The leader of Birmingham city council appears to be taking over the role of his great friend Darren Cooper, the former Labour leader of Sandwell Council who died in March. Cooper used his considerable powers of persuasion behind the scenes to convince doubting councils, Tory-run as well as Labour-led, of the economic benefits that WMCA could bring to their authorities.

Coventry is not the only WMCA constituent member where political change could cause concern.

Labour managed to lose overall control of Dudley Council at the local elections, although several results were very close indeed. The party lost Wollaston and Stourbridge Town by three votes after five recounts, and went down in Gornal to the Conservatives by 27 votes, and lost Belle Vale to the Tories by 13 votes.

The political make-up of the new council is: Labour 35 (-3), Conservative 29 (+4), UKIP 8 (+1).

No party has a majority and although Labour is the biggest party, the results left council leader Pete Lowe two seats short of overall control. The Conservatives have ruled out working with UKIP, who themselves have ruled out working with Labour, leaving some tricky negotiations to decide just who is going to run Dudley, and what their view on the combined authority might be.

Chamberlain Files understands Dudley’s Conservative leadership has indicated privately that it would be prepared to support the council’s continuing membership of WMCA.

Meanwhile, Conservative control of Walsall Council is looking dubious after Labour and UKIP gained seats, leaving the council still in no overall control but raising the prospect of a Labour-led administration with the support of two Liberal Democrat councillors.
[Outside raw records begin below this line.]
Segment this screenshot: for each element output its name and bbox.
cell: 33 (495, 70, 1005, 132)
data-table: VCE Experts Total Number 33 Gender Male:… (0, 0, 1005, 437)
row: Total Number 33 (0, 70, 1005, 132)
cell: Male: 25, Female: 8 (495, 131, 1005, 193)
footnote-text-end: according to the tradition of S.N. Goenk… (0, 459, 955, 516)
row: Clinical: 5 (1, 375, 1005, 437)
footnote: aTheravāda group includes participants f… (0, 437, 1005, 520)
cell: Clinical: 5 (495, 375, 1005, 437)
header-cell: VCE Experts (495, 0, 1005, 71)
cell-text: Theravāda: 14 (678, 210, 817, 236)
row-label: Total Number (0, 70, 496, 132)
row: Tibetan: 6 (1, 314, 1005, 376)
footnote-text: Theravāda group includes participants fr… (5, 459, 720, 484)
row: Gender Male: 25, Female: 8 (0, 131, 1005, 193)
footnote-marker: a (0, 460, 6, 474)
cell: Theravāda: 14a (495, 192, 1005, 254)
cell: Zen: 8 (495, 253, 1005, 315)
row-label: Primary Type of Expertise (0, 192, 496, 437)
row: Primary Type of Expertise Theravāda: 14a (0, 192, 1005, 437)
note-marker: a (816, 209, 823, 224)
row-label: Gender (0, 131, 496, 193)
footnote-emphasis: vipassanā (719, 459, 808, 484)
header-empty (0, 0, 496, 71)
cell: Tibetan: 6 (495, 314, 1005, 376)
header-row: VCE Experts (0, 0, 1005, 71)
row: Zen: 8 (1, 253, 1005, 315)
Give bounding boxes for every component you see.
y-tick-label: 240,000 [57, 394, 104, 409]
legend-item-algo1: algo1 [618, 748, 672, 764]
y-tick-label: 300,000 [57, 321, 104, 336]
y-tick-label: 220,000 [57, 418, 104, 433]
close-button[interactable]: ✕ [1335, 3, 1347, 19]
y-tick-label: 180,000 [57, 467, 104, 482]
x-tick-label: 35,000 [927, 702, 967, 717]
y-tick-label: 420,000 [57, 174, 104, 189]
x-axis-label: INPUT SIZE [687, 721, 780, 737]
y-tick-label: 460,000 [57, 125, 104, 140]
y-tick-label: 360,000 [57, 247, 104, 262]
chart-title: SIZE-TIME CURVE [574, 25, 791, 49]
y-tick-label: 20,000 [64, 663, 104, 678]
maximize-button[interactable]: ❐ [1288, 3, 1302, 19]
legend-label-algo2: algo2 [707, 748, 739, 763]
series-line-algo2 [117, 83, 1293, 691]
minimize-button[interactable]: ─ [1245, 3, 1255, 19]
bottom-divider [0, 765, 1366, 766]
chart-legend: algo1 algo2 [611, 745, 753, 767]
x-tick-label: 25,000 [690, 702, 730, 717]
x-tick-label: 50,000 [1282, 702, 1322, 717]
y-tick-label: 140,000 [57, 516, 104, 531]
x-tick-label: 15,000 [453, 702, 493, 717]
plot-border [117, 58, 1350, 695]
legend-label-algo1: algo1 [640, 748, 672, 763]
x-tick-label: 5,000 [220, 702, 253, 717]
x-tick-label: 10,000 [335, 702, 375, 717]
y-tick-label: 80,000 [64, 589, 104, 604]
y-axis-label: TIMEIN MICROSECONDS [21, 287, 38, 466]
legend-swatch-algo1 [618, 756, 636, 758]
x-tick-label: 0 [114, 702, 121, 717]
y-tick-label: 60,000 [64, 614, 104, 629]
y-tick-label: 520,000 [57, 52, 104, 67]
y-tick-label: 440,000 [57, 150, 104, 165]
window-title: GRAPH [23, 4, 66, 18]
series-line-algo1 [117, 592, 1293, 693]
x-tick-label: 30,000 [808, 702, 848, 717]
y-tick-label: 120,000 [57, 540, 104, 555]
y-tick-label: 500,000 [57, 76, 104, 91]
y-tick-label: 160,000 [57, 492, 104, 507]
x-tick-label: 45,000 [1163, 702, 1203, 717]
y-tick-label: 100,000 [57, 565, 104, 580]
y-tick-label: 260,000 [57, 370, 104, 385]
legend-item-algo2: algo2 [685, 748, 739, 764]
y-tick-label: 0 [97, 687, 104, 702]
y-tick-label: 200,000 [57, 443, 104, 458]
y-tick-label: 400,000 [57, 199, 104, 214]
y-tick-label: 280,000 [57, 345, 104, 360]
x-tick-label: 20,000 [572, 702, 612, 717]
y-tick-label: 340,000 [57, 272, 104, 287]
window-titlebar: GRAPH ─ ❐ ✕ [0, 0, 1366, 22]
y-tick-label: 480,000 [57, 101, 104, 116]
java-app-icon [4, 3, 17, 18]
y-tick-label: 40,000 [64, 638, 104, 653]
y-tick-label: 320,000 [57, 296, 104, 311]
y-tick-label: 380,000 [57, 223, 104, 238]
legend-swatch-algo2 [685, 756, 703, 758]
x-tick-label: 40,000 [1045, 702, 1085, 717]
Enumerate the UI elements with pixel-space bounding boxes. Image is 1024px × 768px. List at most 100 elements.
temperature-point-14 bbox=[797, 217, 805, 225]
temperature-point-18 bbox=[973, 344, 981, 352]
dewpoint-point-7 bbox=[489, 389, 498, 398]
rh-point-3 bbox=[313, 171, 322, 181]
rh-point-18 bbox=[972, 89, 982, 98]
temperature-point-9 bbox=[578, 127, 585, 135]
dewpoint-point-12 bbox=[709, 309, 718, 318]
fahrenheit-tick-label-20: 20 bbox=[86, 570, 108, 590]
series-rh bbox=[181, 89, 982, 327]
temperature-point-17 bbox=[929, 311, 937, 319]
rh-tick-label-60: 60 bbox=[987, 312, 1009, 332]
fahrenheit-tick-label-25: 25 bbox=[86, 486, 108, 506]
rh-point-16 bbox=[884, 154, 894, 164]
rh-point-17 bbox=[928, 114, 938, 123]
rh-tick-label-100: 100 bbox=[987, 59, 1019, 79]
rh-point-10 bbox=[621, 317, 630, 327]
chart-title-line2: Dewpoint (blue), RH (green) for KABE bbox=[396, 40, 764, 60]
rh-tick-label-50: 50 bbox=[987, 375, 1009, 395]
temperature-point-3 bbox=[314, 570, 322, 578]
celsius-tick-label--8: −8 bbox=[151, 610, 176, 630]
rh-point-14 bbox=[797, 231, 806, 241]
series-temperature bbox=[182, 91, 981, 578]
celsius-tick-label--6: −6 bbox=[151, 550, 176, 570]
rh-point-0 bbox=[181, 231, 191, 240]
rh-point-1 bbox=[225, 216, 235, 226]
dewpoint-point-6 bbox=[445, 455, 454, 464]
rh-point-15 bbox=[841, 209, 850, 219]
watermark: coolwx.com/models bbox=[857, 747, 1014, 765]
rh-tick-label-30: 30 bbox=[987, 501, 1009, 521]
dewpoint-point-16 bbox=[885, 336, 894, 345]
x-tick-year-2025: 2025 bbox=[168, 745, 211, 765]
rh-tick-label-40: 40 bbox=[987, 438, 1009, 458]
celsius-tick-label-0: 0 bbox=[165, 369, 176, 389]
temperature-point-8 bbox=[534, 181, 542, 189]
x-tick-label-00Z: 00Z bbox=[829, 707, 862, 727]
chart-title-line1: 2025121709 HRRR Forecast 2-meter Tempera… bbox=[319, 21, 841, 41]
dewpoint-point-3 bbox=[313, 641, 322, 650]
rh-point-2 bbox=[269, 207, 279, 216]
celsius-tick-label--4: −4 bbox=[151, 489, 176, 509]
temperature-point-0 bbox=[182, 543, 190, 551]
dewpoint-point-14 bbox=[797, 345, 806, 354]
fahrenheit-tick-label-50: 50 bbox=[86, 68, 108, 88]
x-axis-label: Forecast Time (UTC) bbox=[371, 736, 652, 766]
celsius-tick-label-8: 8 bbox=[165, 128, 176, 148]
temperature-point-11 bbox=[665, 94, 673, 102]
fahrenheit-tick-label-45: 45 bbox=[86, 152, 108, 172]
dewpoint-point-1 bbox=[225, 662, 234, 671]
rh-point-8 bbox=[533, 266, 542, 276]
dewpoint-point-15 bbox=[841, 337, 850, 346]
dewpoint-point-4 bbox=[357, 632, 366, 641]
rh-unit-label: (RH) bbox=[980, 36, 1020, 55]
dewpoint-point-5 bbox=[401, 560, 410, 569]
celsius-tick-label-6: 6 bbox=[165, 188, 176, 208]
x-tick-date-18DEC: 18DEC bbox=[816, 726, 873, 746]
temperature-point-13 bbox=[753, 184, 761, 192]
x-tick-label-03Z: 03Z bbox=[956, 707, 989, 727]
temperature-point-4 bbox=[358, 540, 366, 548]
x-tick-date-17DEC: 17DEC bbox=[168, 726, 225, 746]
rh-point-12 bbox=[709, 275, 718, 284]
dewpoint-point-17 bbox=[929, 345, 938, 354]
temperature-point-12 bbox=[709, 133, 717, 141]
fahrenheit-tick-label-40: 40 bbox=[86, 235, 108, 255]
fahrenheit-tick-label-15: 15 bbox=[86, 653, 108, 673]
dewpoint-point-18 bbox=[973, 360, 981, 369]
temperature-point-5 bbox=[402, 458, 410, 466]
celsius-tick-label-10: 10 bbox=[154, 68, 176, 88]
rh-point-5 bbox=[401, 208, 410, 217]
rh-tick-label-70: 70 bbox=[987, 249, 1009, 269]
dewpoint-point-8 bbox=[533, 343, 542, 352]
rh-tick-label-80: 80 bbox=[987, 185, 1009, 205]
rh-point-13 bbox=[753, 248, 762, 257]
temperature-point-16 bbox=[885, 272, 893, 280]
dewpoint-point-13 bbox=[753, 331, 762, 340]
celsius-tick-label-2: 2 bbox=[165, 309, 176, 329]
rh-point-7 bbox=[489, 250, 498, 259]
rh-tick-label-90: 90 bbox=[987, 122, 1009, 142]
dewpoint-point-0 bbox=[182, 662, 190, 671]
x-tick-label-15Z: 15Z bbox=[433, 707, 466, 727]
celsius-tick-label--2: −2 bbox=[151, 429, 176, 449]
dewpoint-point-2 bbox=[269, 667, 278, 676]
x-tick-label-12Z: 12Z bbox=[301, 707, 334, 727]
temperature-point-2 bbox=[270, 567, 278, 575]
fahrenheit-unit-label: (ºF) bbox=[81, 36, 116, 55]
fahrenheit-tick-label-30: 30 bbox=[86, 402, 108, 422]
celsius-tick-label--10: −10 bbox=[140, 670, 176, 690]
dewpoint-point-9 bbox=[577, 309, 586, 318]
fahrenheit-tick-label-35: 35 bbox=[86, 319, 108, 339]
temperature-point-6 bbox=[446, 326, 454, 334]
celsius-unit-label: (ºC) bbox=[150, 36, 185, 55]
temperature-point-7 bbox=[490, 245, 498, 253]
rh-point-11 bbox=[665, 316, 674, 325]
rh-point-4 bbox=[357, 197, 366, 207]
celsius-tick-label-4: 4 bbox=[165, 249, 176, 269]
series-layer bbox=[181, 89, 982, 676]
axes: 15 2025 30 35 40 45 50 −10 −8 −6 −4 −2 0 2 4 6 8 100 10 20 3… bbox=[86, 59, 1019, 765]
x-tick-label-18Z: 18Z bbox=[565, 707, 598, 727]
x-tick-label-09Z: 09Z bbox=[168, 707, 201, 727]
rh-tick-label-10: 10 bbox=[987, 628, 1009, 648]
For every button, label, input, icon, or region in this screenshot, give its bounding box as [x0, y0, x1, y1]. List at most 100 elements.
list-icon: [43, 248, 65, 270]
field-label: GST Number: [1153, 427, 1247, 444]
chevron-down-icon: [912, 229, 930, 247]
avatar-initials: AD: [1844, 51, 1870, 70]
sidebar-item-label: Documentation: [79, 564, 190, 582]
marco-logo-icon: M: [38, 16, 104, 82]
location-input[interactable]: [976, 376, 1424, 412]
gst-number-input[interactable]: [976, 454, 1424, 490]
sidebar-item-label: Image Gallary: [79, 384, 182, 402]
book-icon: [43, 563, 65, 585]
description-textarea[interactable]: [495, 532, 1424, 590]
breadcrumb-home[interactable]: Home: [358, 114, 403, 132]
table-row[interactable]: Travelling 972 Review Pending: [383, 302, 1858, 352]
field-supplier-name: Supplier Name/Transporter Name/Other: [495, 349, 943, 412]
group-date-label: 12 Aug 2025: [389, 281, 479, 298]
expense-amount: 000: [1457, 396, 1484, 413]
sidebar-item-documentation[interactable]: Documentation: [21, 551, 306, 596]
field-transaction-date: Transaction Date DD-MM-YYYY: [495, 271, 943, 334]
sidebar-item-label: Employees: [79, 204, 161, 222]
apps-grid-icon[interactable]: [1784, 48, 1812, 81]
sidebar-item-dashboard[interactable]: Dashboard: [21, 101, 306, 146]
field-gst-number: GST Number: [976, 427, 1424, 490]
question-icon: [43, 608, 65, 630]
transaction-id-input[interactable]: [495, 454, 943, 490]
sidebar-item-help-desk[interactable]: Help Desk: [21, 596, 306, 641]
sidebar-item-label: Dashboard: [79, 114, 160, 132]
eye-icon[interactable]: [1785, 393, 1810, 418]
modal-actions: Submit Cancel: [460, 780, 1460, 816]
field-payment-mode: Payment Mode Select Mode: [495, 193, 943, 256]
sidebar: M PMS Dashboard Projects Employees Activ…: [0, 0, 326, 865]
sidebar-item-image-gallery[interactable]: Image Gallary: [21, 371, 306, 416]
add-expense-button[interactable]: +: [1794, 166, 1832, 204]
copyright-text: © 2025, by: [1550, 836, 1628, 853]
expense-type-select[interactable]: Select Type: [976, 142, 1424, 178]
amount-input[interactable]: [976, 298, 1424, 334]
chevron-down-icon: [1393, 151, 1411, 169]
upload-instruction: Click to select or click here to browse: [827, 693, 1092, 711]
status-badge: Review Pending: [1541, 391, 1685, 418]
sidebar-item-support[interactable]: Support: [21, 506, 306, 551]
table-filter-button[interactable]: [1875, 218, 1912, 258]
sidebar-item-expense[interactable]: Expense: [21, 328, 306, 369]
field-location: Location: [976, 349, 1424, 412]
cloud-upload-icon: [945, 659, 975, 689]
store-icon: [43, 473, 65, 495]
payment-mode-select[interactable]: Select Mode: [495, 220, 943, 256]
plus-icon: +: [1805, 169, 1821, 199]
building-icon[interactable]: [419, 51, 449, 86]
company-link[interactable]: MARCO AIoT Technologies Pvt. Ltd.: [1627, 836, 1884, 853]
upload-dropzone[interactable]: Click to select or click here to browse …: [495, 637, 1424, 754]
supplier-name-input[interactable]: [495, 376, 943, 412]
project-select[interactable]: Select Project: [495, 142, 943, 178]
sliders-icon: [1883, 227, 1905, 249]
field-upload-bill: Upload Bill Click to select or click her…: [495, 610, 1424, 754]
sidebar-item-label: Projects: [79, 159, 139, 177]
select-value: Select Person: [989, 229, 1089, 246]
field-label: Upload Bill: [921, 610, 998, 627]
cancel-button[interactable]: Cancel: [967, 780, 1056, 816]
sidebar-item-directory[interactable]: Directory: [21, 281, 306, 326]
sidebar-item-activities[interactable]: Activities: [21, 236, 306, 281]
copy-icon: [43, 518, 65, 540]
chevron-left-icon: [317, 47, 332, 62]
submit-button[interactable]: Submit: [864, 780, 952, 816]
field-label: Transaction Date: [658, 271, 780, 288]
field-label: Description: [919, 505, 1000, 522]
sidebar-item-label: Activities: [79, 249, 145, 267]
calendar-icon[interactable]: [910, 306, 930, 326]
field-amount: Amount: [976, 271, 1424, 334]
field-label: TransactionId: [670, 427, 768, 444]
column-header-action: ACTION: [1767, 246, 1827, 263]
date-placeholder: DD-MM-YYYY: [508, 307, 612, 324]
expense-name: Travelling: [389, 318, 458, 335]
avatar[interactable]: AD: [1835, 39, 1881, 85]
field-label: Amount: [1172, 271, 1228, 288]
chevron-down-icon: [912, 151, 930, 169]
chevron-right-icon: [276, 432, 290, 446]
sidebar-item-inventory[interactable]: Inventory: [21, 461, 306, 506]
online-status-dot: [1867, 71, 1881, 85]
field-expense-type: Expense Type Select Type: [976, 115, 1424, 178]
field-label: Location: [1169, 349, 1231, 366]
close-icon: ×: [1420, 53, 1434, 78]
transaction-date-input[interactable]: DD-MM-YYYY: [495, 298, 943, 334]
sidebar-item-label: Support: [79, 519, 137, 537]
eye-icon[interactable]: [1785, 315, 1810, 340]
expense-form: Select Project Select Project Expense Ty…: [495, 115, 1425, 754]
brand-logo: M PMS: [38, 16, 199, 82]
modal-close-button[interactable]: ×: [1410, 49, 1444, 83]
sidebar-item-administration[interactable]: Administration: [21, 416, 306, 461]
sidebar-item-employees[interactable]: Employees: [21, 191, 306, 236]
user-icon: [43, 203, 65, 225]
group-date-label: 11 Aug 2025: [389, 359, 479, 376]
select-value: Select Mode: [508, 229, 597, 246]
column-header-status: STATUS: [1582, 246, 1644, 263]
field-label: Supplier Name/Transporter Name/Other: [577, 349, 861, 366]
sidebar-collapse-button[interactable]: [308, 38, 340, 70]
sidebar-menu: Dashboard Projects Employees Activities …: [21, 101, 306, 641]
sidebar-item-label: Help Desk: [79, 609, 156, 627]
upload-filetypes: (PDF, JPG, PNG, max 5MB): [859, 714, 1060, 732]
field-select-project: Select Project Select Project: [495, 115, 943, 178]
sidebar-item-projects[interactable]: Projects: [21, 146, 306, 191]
No party has control of the council and though Labour is the biggest party, the results left them two seats short of overall control.

The make-up of the council is now 28 Labour councillors, 25 Conservatives, three UKIP, two Liberal Democrats and two Independents.

Were Labour to take control, there would be no impact on WMCA since the party is supportive of Walsall’s membership of the combined authority.